1. The decision of the court below on the gist of the reasons for appeal (six months of imprisonment) is too unreasonable.

2. It is desirable to refrain from rendering a sentence that does not change the conditions of sentencing compared with the first instance court, and where the sentencing of the first instance court does not deviate from the reasonable scope of discretion, it is reasonable to respect them. Although the sentence of the first instance court falls within the reasonable scope of discretion, it is reasonable to refrain from rendering a sentence that does not vary with the first instance court on the sole ground that the difference between the opinion of the appellate court and the judgment of the first instance court is somewhat different (see Supreme Court Decision 2015Do3260, Jul. 23, 2015). In light of the foregoing legal principles, there is no change in the conditions of sentencing compared with the lower court on the grounds that new sentencing materials have not been submitted in the first instance court, and the sentence of the first instance court is within the scope of the discretion of sentencing granted to the lower court, and it cannot be said that the said sentence is reasonable and unfair because it is too unreasonable due to the lack of discretion.

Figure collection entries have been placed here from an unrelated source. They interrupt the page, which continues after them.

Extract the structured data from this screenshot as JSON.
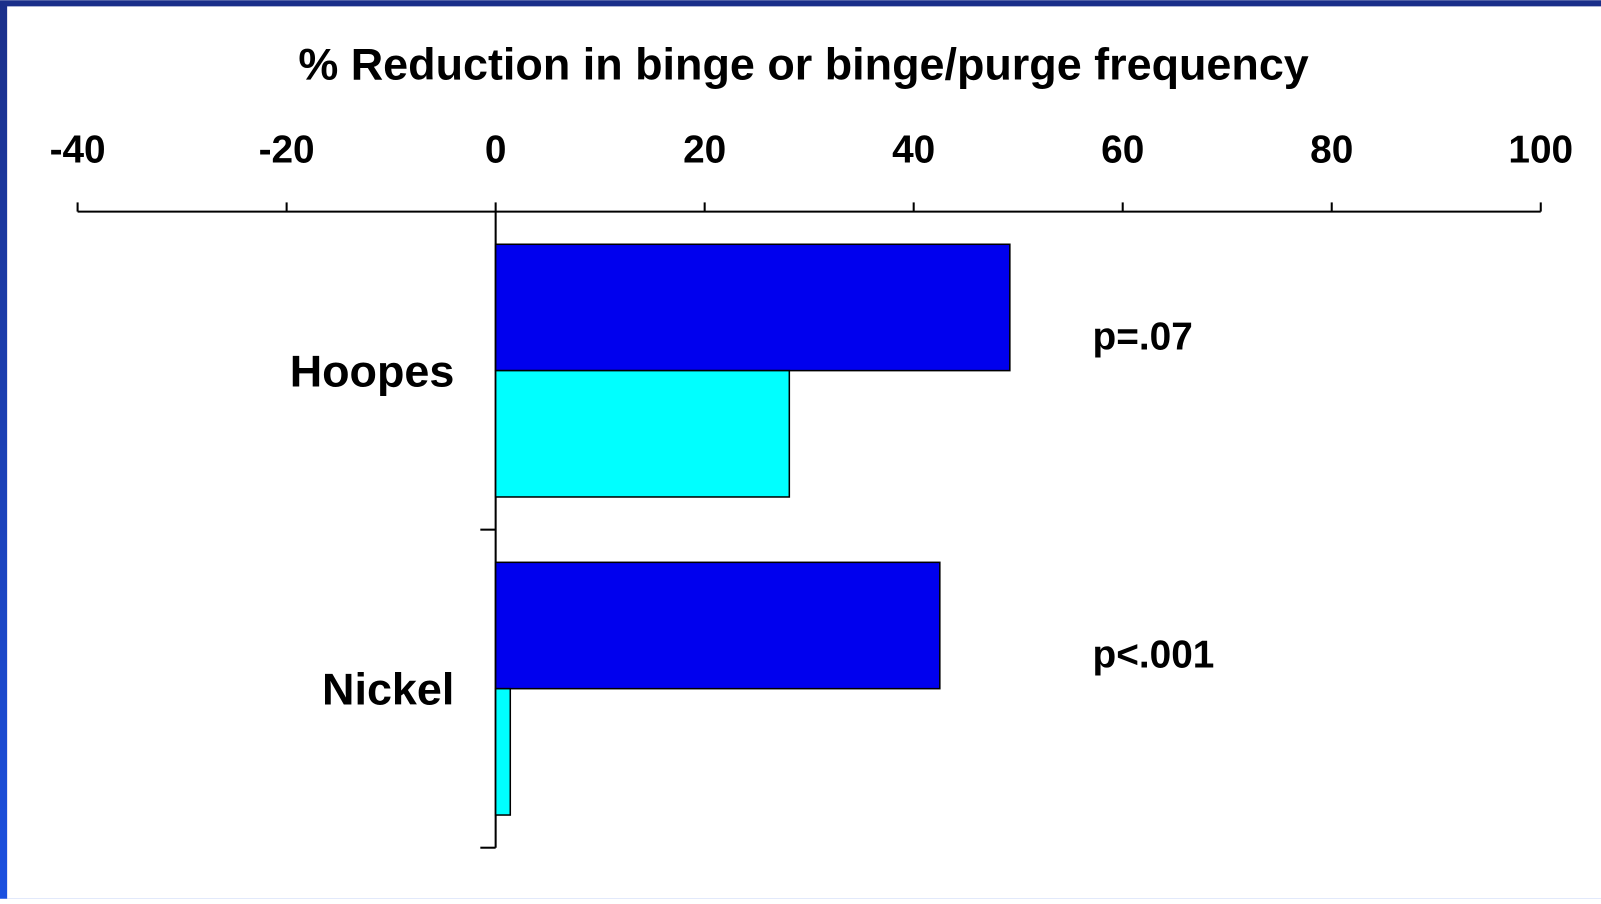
{
  "chart_data": {
    "type": "hbar",
    "title": "% Reduction in binge or binge/purge frequency",
    "categories": [
      "Hoopes",
      "Nickel"
    ],
    "series": [
      {
        "color": "#0000ee",
        "values": [
          49.2,
          42.5
        ]
      },
      {
        "color": "#00ffff",
        "values": [
          28.1,
          1.4
        ]
      }
    ],
    "annotations": [
      "p=.07",
      "p<.001"
    ],
    "xlim": [
      -40,
      100
    ],
    "xticks": [
      -40,
      -20,
      0,
      20,
      40,
      60,
      80,
      100
    ],
    "axis_position": "top"
  }
}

Therefore, the defendant's assertion is without merit.

3. In conclusion, the Defendant’s appeal is dismissed under Article 364(4) of the Criminal Procedure Act on the grounds that it is without merit. It is so decided as per Disposition (Article 25(1) of the Rules on Criminal Procedure, “Article 2(2), 2(1)3, and 1 of the Punishment of Violences, etc. Act” is “Article 2(2)3 and 2(1)1 of the Punishment of Violences, etc. Act”.